The Mental Health Access and Provider Support Act of 2026 increases Medicare payment rates for mental health services to improve provider support and patient access beginning in 2027.
John Barrasso
Senator
WY
The Mental Health Access and Provider Support Act of 2026 aims to improve the availability of mental health care by increasing Medicare reimbursement rates for specific services. Effective January 1, 2027, the bill raises the payment rate from 75% to 85% of the physician fee schedule. This adjustment is designed to better support providers and expand access to essential mental health treatment for Medicare beneficiaries.

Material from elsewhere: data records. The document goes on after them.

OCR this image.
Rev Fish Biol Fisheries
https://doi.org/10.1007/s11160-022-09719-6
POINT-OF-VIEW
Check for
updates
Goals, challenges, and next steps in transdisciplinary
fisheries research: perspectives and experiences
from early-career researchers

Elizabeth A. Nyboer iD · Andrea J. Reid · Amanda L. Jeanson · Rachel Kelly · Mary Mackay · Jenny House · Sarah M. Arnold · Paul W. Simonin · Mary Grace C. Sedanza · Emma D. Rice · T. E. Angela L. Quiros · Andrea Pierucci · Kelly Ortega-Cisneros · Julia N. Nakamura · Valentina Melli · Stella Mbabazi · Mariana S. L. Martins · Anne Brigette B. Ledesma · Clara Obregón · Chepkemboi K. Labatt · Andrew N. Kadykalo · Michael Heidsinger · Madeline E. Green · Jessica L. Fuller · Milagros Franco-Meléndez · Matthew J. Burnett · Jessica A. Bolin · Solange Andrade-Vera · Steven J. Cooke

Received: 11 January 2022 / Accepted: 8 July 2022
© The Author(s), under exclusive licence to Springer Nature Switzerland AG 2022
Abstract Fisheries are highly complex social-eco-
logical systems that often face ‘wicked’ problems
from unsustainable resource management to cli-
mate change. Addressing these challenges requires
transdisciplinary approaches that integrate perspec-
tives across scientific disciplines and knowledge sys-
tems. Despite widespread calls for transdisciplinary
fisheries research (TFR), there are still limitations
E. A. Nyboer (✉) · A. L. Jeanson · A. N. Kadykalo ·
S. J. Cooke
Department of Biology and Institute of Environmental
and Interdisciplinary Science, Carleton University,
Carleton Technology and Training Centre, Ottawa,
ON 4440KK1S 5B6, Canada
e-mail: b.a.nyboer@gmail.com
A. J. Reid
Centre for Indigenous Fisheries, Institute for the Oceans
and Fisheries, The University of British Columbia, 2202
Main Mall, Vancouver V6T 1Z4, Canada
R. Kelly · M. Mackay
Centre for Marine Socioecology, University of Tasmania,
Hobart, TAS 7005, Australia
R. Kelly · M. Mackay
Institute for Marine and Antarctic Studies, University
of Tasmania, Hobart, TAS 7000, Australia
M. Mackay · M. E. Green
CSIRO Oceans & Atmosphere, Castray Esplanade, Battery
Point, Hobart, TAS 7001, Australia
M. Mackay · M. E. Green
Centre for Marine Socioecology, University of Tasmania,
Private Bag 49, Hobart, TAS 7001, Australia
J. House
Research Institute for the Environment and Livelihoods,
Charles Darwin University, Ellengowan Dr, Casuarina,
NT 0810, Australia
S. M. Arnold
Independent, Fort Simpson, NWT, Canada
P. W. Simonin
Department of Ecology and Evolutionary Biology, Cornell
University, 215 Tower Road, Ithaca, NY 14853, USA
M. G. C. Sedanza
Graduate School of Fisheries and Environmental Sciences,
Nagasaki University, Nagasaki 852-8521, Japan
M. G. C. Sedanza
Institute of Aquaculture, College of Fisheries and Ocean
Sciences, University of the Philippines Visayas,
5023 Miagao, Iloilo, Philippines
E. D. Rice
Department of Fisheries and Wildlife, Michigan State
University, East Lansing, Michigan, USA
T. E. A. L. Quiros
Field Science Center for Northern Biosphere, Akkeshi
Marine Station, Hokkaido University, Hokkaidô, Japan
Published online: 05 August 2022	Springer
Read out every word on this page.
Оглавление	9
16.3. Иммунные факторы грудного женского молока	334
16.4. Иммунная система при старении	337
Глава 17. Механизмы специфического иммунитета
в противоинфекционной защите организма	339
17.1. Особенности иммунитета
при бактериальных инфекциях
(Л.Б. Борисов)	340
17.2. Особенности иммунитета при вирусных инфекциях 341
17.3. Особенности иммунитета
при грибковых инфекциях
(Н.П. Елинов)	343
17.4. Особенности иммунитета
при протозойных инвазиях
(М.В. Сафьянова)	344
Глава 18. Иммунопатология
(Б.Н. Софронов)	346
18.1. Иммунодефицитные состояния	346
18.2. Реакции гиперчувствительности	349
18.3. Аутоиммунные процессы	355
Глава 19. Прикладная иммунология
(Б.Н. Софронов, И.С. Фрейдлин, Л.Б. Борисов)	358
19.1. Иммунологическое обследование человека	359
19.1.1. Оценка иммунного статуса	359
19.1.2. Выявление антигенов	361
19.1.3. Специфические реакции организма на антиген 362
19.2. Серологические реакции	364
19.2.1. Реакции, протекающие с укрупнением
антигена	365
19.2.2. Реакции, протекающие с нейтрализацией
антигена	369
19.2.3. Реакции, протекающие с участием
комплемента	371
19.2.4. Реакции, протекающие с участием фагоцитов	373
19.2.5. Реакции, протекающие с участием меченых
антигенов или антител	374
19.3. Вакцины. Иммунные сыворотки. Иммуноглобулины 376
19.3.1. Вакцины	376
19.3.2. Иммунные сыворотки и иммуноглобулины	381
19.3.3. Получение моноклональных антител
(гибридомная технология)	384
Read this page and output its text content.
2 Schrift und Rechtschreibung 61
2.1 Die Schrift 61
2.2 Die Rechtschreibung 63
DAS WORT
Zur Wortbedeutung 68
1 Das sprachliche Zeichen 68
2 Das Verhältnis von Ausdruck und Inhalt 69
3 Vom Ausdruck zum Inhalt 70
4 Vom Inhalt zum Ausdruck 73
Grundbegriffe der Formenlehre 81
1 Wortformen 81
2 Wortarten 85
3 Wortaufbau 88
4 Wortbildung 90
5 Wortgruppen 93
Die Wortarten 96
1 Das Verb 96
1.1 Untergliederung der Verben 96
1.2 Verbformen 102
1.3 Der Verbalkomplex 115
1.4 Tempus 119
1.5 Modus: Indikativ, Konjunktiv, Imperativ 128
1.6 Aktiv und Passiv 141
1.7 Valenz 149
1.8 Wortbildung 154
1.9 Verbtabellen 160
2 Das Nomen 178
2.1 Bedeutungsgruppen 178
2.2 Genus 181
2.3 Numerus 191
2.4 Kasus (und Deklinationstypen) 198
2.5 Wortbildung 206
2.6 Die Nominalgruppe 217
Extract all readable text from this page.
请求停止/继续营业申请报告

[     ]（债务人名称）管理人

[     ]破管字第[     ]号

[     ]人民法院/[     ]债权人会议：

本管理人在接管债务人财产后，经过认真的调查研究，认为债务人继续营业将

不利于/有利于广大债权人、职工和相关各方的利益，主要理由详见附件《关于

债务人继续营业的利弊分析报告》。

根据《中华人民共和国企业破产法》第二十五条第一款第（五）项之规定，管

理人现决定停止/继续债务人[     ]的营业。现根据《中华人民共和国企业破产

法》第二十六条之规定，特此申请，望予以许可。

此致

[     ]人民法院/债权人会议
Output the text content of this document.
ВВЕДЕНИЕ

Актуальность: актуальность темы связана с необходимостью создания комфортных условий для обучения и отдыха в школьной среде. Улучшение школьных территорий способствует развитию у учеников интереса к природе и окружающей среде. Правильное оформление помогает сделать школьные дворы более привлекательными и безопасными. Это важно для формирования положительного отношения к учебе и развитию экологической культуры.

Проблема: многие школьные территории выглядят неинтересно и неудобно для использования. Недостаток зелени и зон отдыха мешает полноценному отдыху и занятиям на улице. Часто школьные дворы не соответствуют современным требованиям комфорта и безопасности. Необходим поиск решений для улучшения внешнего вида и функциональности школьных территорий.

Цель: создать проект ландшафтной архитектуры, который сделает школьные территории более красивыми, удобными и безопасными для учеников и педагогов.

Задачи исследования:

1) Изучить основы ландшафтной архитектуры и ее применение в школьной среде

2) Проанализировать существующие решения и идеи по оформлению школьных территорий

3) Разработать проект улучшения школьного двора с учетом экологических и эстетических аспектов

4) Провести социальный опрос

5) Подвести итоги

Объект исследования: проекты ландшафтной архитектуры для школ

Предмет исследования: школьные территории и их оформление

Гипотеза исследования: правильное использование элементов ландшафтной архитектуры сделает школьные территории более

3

The Mental Health Access and Provider Support Act of 2026 is a targeted piece of legislation designed to fix a math problem that has long kept mental health professionals from taking on Medicare patients. Starting January 1, 2027, the bill increases the payment rate for specific mental health services from 75 percent to 85 percent of the standard physician fee schedule. By narrowing the gap between what Medicare pays and what it actually costs to run a practice, the bill aims to shorten the wait times for seniors and individuals with disabilities who currently struggle to find providers willing to accept their insurance.
Under current law, many mental health professionals—including clinical social workers and certain specialized therapists—receive a significantly lower percentage of the standard fee schedule than other medical doctors. Section 2 of this bill specifically amends the Social Security Act to bump those rates up by 10 percentage points. For a therapist running a small private practice, this isn't just a minor adjustment; it’s a shift that could determine whether they can afford to keep their doors open to Medicare beneficiaries or if they have to pivot to a cash-only model. By making Medicare billing more sustainable for the provider, the bill aims to expand the actual number of offices where a patient can walk in and use their red, white, and blue card.
Consider a retiree living on a fixed income who needs regular counseling for depression or anxiety. If local clinics find that Medicare’s 75 percent reimbursement doesn’t cover their overhead, that retiree is often left on a six-month waiting list or forced to pay out-of-pocket. By moving that needle to 85 percent, the bill creates a financial incentive for clinics to prioritize these patients. While the bill does include a technical correction to statutory cross-references in Section 1847A to ensure the legal plumbing works correctly, the primary impact is purely economic: more money for the service provided usually leads to more providers willing to provide the service.
Because this bill increases the amount the government pays per visit, the primary challenge lies in the Medicare program budget. Higher reimbursement rates mean higher federal expenditures. However, the bill is written with a clear lead time, setting the implementation date for 2027, which gives the Centers for Medicare & Medicaid Services (CMS) and private practices a window to update their billing systems and financial projections. For the average worker or small business owner, this change doesn't add new regulatory hurdles; rather, it attempts to stabilize a healthcare sector that has been lagging behind in terms of provider participation.